Quel Fangio, ce Schumacher!

Cette fois, il n'a pas fondu en larmes devant le monde entier, comme à l'issue du Grand Prix d'Italie 2000, lorsqu'il avait égalé le nombre de victoires de Senna. L'émotion était pourtant perceptible dans les yeux du champion, qui voyait défiler ses quatre titres mondiaux précédents, ses 60 premières victoires et tous les autres moments forts, positifs ou négatifs, vécus en onze ans de F 1

St. L.
Quel Fangio, ce Schumacher!
©EPA

ENVOYÉ SPÉCIAL EN FRANCE STÉPHANE LÉMERET

MAGNY-COURS Cette fois, il n'a pas fondu en larmes devant le monde entier, comme à l'issue du Grand Prix d'Italie 2000, lorsqu'il avait égalé le nombre de victoires de Senna. L'émotion était pourtant perceptible dans les yeux du champion, qui voyait défiler ses quatre titres mondiaux précédents, ses 60 premières victoires et tous les autres moments forts, positifs ou négatifs, vécus en onze ans de F 1.
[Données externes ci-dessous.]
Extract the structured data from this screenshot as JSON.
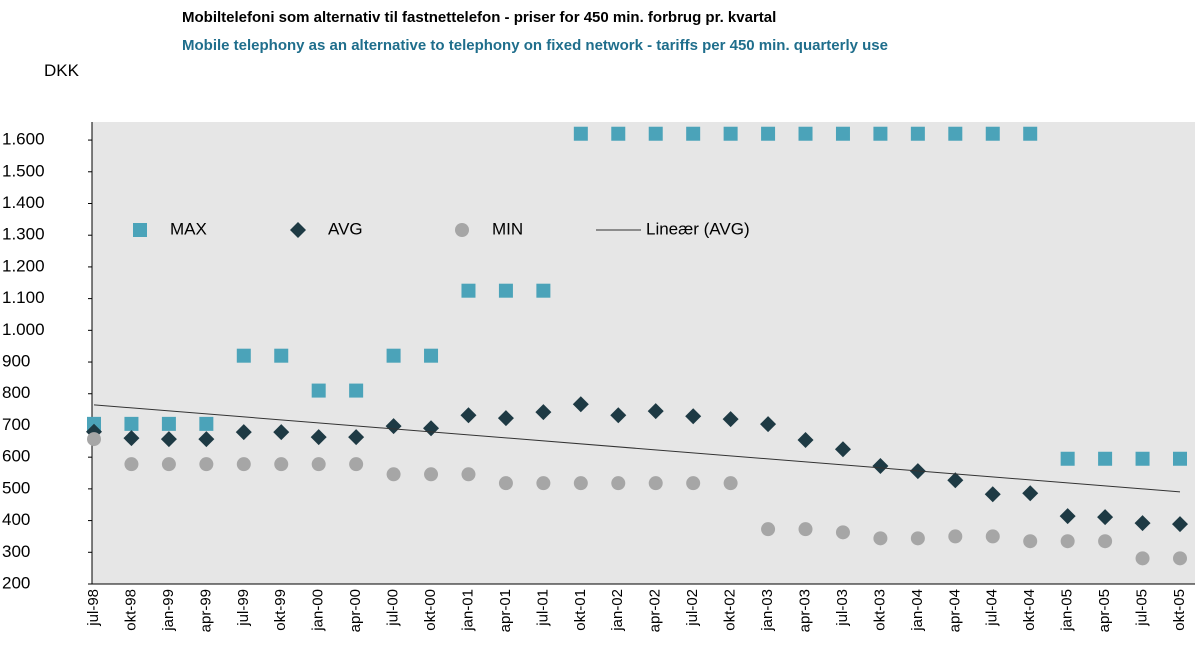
{
  "chart_data": {
    "type": "scatter",
    "title": "Mobiltelefoni som alternativ til fastnettelefon - priser for 450 min. forbrug pr. kvartal",
    "subtitle": "Mobile telephony as an alternative to telephony on fixed network - tariffs per 450 min. quarterly use",
    "y_label": "DKK",
    "categories": [
      "jul-98",
      "okt-98",
      "jan-99",
      "apr-99",
      "jul-99",
      "okt-99",
      "jan-00",
      "apr-00",
      "jul-00",
      "okt-00",
      "jan-01",
      "apr-01",
      "jul-01",
      "okt-01",
      "jan-02",
      "apr-02",
      "jul-02",
      "okt-02",
      "jan-03",
      "apr-03",
      "jul-03",
      "okt-03",
      "jan-04",
      "apr-04",
      "jul-04",
      "okt-04",
      "jan-05",
      "apr-05",
      "jul-05",
      "okt-05"
    ],
    "series": [
      {
        "name": "MAX",
        "marker": "square",
        "color": "#4ba3b9",
        "values": [
          705,
          705,
          705,
          705,
          920,
          920,
          810,
          810,
          920,
          920,
          1125,
          1125,
          1125,
          1620,
          1620,
          1620,
          1620,
          1620,
          1620,
          1620,
          1620,
          1620,
          1620,
          1620,
          1620,
          1620,
          595,
          595,
          595,
          595
        ]
      },
      {
        "name": "AVG",
        "marker": "diamond",
        "color": "#1e3a44",
        "values": [
          680,
          660,
          657,
          657,
          679,
          679,
          663,
          663,
          698,
          691,
          732,
          723,
          742,
          767,
          732,
          745,
          729,
          720,
          704,
          654,
          625,
          572,
          556,
          527,
          483,
          486,
          414,
          411,
          392,
          389
        ]
      },
      {
        "name": "MIN",
        "marker": "circle",
        "color": "#a6a6a6",
        "values": [
          657,
          578,
          578,
          578,
          578,
          578,
          578,
          578,
          546,
          546,
          546,
          518,
          518,
          518,
          518,
          518,
          518,
          518,
          373,
          373,
          363,
          344,
          344,
          350,
          350,
          335,
          335,
          335,
          281,
          281
        ]
      }
    ],
    "trendline": {
      "name": "Lineær (AVG)",
      "series": 1,
      "color": "#333333"
    },
    "ylim": [
      200,
      1657
    ],
    "yticks": [
      200,
      300,
      400,
      500,
      600,
      700,
      800,
      900,
      {
        "value": 1000,
        "label": "1.000"
      },
      {
        "value": 1100,
        "label": "1.100"
      },
      {
        "value": 1200,
        "label": "1.200"
      },
      {
        "value": 1300,
        "label": "1.300"
      },
      {
        "value": 1400,
        "label": "1.400"
      },
      {
        "value": 1500,
        "label": "1.500"
      },
      {
        "value": 1600,
        "label": "1.600"
      }
    ],
    "grid": false,
    "legend": "top-left"
  }
}
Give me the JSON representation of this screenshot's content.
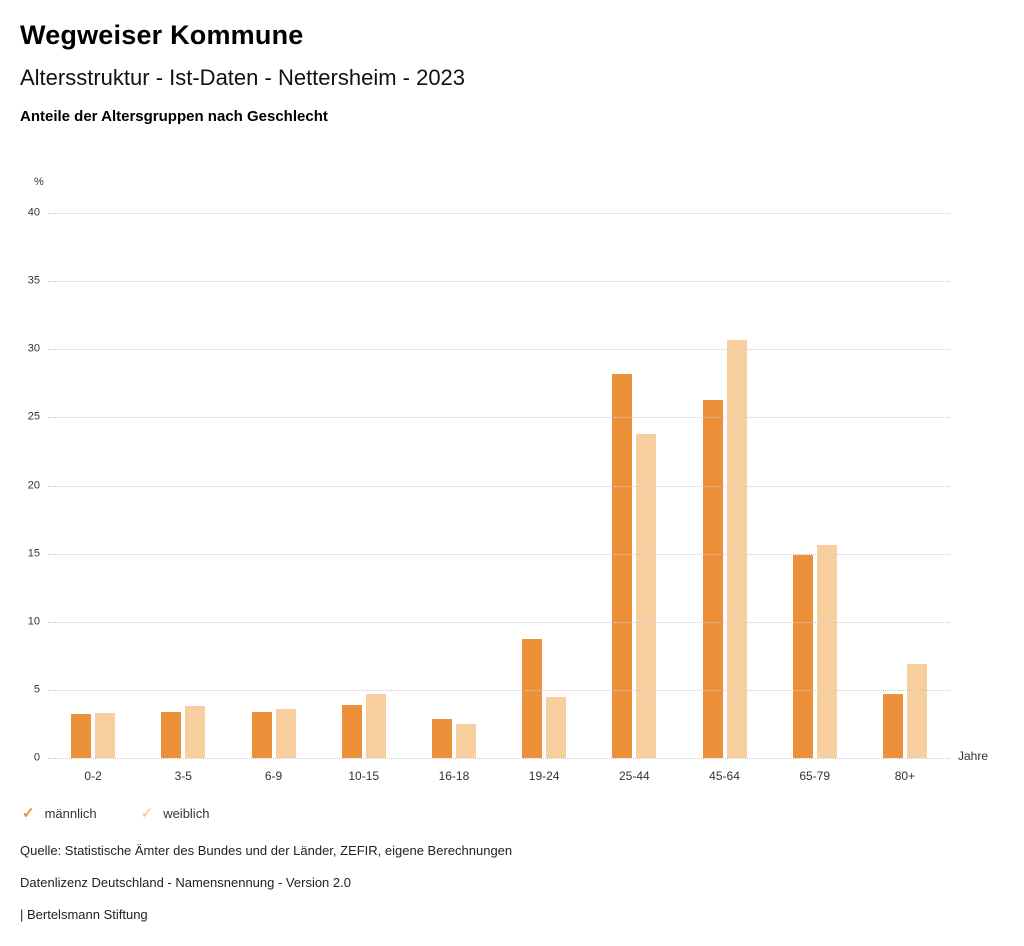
{
  "header": {
    "title": "Wegweiser Kommune",
    "subtitle": "Altersstruktur - Ist-Daten - Nettersheim - 2023",
    "caption": "Anteile der Altersgruppen nach Geschlecht"
  },
  "chart_data": {
    "type": "bar",
    "title": "Anteile der Altersgruppen nach Geschlecht",
    "categories": [
      "0-2",
      "3-5",
      "6-9",
      "10-15",
      "16-18",
      "19-24",
      "25-44",
      "45-64",
      "65-79",
      "80+"
    ],
    "series": [
      {
        "name": "männlich",
        "color": "#EC9139",
        "values": [
          3.2,
          3.4,
          3.4,
          3.9,
          2.9,
          8.7,
          28.2,
          26.3,
          14.9,
          4.7
        ]
      },
      {
        "name": "weiblich",
        "color": "#F7CF9F",
        "values": [
          3.3,
          3.8,
          3.6,
          4.7,
          2.5,
          4.5,
          23.8,
          30.7,
          15.6,
          6.9
        ]
      }
    ],
    "ylabel": "%",
    "xlabel": "Jahre",
    "ylim": [
      0,
      40
    ],
    "yticks": [
      0,
      5,
      10,
      15,
      20,
      25,
      30,
      35,
      40
    ],
    "grid": "horizontal-dotted",
    "legend_position": "bottom-left",
    "legend_marker": "check-icon"
  },
  "footer": {
    "source": "Quelle: Statistische Ämter des Bundes und der Länder, ZEFIR, eigene Berechnungen",
    "license": "Datenlizenz Deutschland - Namensnennung - Version 2.0",
    "attribution": "| Bertelsmann Stiftung"
  }
}
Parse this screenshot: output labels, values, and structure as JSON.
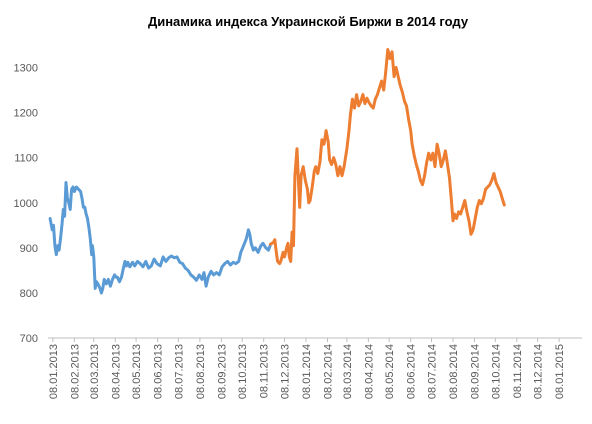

`Si j'ai pleuré sous mon casque? J'étais excité et ému ´, se contentera-t-il de dire, les yeux encore rougis par une joie profonde. `Désolé, je n'ai jamais été très fort pour exprimer ce que je ressens, ne m'en veuillez pas. Mais je pense que pour comprendre mon sentiment, qui est vraiment indescriptible, vous n'avez qu'à regarder la manière dont j'ai éclaté de joie une fois la ligne d'arrivée franchie.´

Balançant sa voiture dans tous les sens, exultant en levant les bras au ciel durant tout son tour d'honneur, escaladant sa monoplace pour mieux voir et se faire voir de sa cour... Ce titre, obtenu si tôt dans la saison (un nouveau record !), lui fait apparemment encore plus plaisir que les précédents. `On ne peut pas comparer, coupe-t-il tout de suite. Chaque titre est différent.´

Mais la question est sur toutes les lèvres: le fait d'égaler le légendaire record de Juan-Manuel Fangio lui apporte certainement une joie supplémentaire... `C'est un plus, bien sûr, répond-il en prenant l'air presque gêné. Mais je ne me sens pas très concerné par ce qu'à fait Fangio. Nos époques ne sont pas du tout les mêmes et je pense qu'il n'est pas approprié de comparer nos palmarès. Les choses sont tellement différentes aujourd'hui!´

L'autre grande question est bien sûr de savoir si Schumacher n'est pas lassé par toutes ces années au sommet. Aura-t-il encore la même motivation à l'avenir, maintenant qu'il a égalé le record le plus prestigieux de la Formule 1 ?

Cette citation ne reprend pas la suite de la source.